Infrastructure Dollars Can Increase Community Resiliency


Karen McCurdy, P.E., CFM

Senior Vice President - Environmental

A community’s capacity to prevent, respond to, and recover quickly from disruptions is referred to as resilience. At its most basic, resilience is simply the ability to get back in the game after suffering a hard blow.

Many communities are facing new or intensifying weather-related risks such as:

  • Extreme Temperatures
  • Floods
  • Storms
  • High Winds
  • Wildfires
  • Water Stress
  • Drought


Every community is unique, with its own character, ideas, and distinct values. Enhancing the resiliency of a community begins with assessing hazards and vulnerabilities of all kinds, investigating and prioritizing options for addressing those vulnerabilities, and building a plan the community embraces and takes action to implement. Having a plan allows a community to achieve a holistic approach that creates true resilience. Having a plan also supports fundraising efforts by focusing efforts on defined projects with established goals.

Planning for Resiliency

Through careful planning and design, communities can reduce all kinds of risks. A resilient city has a diverse economic base that is not overly dependent on any single employer or source of income. If a single tornado can destroy a city’s entire sales tax base, then the city is already vulnerable. Adopting development codes that encourage mixed-use development disperses points of sale and helps mitigate that risk.

Avoiding development in high-risk areas such as areas prone to:

  • Flooding
  • Landslides
  • Wildfires
  • Other Natural Events


Planning for resiliency

A hallmark of resilience is that smart strategies provide multiple benefits. Disbursed economic centers allow services to be distributed so citizens are closer to what they want and need. This means less time and money spent on traveling long distances for work, school, shopping, and other services. A resilient city has a well-connected mobility network, allowing motor vehicles, as well as bicycles and pedestrians, to travel along multiple routes. Single points of failure are avoided, and people have options if they are unable to own or use a car, especially if public transit is not an option. More and more communities are prioritizing walkability and "bikeability" in their planning for both transportation and recreation. Alternative transportation options provide additional benefits, including emissions reductions, reduced traffic congestion, health and wellness benefits, and increased quality of life.

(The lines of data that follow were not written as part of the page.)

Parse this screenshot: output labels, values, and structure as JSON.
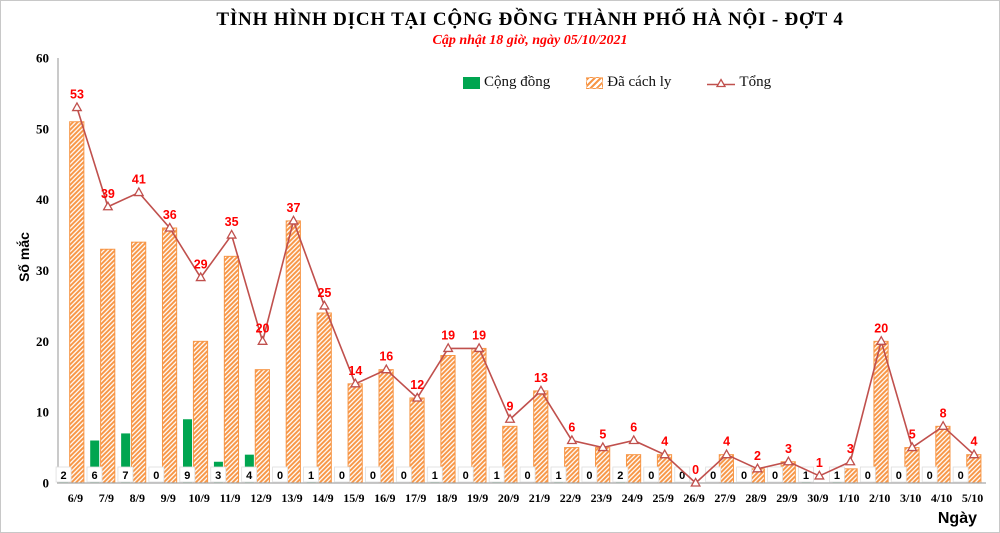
{
  "header": {
    "title": "TÌNH HÌNH DỊCH TẠI CỘNG ĐỒNG THÀNH PHỐ HÀ NỘI - ĐỢT 4",
    "subtitle": "Cập nhật 18 giờ, ngày 05/10/2021"
  },
  "legend": {
    "items": [
      {
        "label": "Cộng đồng",
        "color": "#00A550",
        "type": "bar"
      },
      {
        "label": "Đã cách ly",
        "color": "#F79646",
        "type": "hatched-bar"
      },
      {
        "label": "Tổng",
        "color": "#C0504D",
        "type": "line-triangle-marker"
      }
    ]
  },
  "axes": {
    "ylabel": "Số mắc",
    "xlabel": "Ngày",
    "yticks": [
      0,
      10,
      20,
      30,
      40,
      50,
      60
    ]
  },
  "chart_data": {
    "type": "bar-line-combo",
    "title": "TÌNH HÌNH DỊCH TẠI CỘNG ĐỒNG THÀNH PHỐ HÀ NỘI - ĐỢT 4",
    "subtitle": "Cập nhật 18 giờ, ngày 05/10/2021",
    "xlabel": "Ngày",
    "ylabel": "Số mắc",
    "ylim": [
      0,
      60
    ],
    "ytick_step": 10,
    "grid": false,
    "legend_position": "top-inside",
    "categories": [
      "6/9",
      "7/9",
      "8/9",
      "9/9",
      "10/9",
      "11/9",
      "12/9",
      "13/9",
      "14/9",
      "15/9",
      "16/9",
      "17/9",
      "18/9",
      "19/9",
      "20/9",
      "21/9",
      "22/9",
      "23/9",
      "24/9",
      "25/9",
      "26/9",
      "27/9",
      "28/9",
      "29/9",
      "30/9",
      "1/10",
      "2/10",
      "3/10",
      "4/10",
      "5/10"
    ],
    "series": [
      {
        "name": "Cộng đồng",
        "type": "bar",
        "color": "#00A550",
        "label_color": "#000000",
        "values": [
          2,
          6,
          7,
          0,
          9,
          3,
          4,
          0,
          1,
          0,
          0,
          0,
          1,
          0,
          1,
          0,
          1,
          0,
          2,
          0,
          0,
          0,
          0,
          0,
          1,
          1,
          0,
          0,
          0,
          0
        ]
      },
      {
        "name": "Đã cách ly",
        "type": "bar",
        "style": "diagonal-hatch",
        "color": "#F79646",
        "values": [
          51,
          33,
          34,
          36,
          20,
          32,
          16,
          37,
          24,
          14,
          16,
          12,
          18,
          19,
          8,
          13,
          5,
          5,
          4,
          4,
          0,
          4,
          2,
          3,
          0,
          2,
          20,
          5,
          8,
          4
        ]
      },
      {
        "name": "Tổng",
        "type": "line",
        "marker": "open-triangle",
        "color": "#C0504D",
        "label_color": "#FF0000",
        "values": [
          53,
          39,
          41,
          36,
          29,
          35,
          20,
          37,
          25,
          14,
          16,
          12,
          19,
          19,
          9,
          13,
          6,
          5,
          6,
          4,
          0,
          4,
          2,
          3,
          1,
          3,
          20,
          5,
          8,
          4
        ]
      }
    ]
  }
}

The past decade has shown us that we can no longer assume a 1% flood event will only occur roughly once every hundred years. Communities can lessen the impact of heavy rains by understanding and managing their stormwater systems in the most comprehensive way possible and by planning with major events in mind. Resiliency strategies focused on reducing negative impacts from rain events work to slow the water, spread it out, and allow it to soak into the ground. We see more and more communities adopting low-impact development practices such as using permeable paving surfaces, constructed wetlands, rain gardens, and bioswales to retain more stormwater on site and minimize the downstream impact of development. 

Natural Stream At Capacity

Natural drainage design

Natural approaches to stormwater management are also important resiliency measures. Cities are implementing more natural streambank stabilization techniques, restoring trees and native vegetation along streams to slow water, reduce erosion, improve water quality, and provide habitat. Restoring and enhancing wetland areas gives stormwater a place to collect and release slowly after a storm event has passed. Mature trees provide an important service by catching water and stabilizing soils while providing shade and reducing urban heat island temperatures. Done correctly and with care, engineers can achieve flood protection, restore ecological functions, and create space for public recreation while creating more resilient stormwater systems that drive economic growth by preserving the natural beauty that makes our region such a great place to live.

Natural drainage design

Natural drainage channel designed by Crafton Tull

There is no better time for communities to start identifying potential resiliency projects. The $1.2 trillion Bipartisan Infrastructure Law of 2021 includes funding for projects that can improve resiliency. One source of this funding is the Carbon Reduction Program, which allocates to Arkansas $86.9 million over five years with $16.7 million in 2022. Oklahoma will receive $106.9 million. It is focused on transportation projects that reduce carbon emissions, including trail facilities for pedestrians and bicyclists, roundabouts, intersection improvements, and traffic signal synchronization. Additional programs fund energy, water, and watershed projects.

The generational level of funding available now and in the years ahead for infrastructure improvements can enable communities to increase resilience, economic stability, and quality of life. Now is the time to plan for the future, roll up our collective sleeves, and get to work building thriving and resilient communities.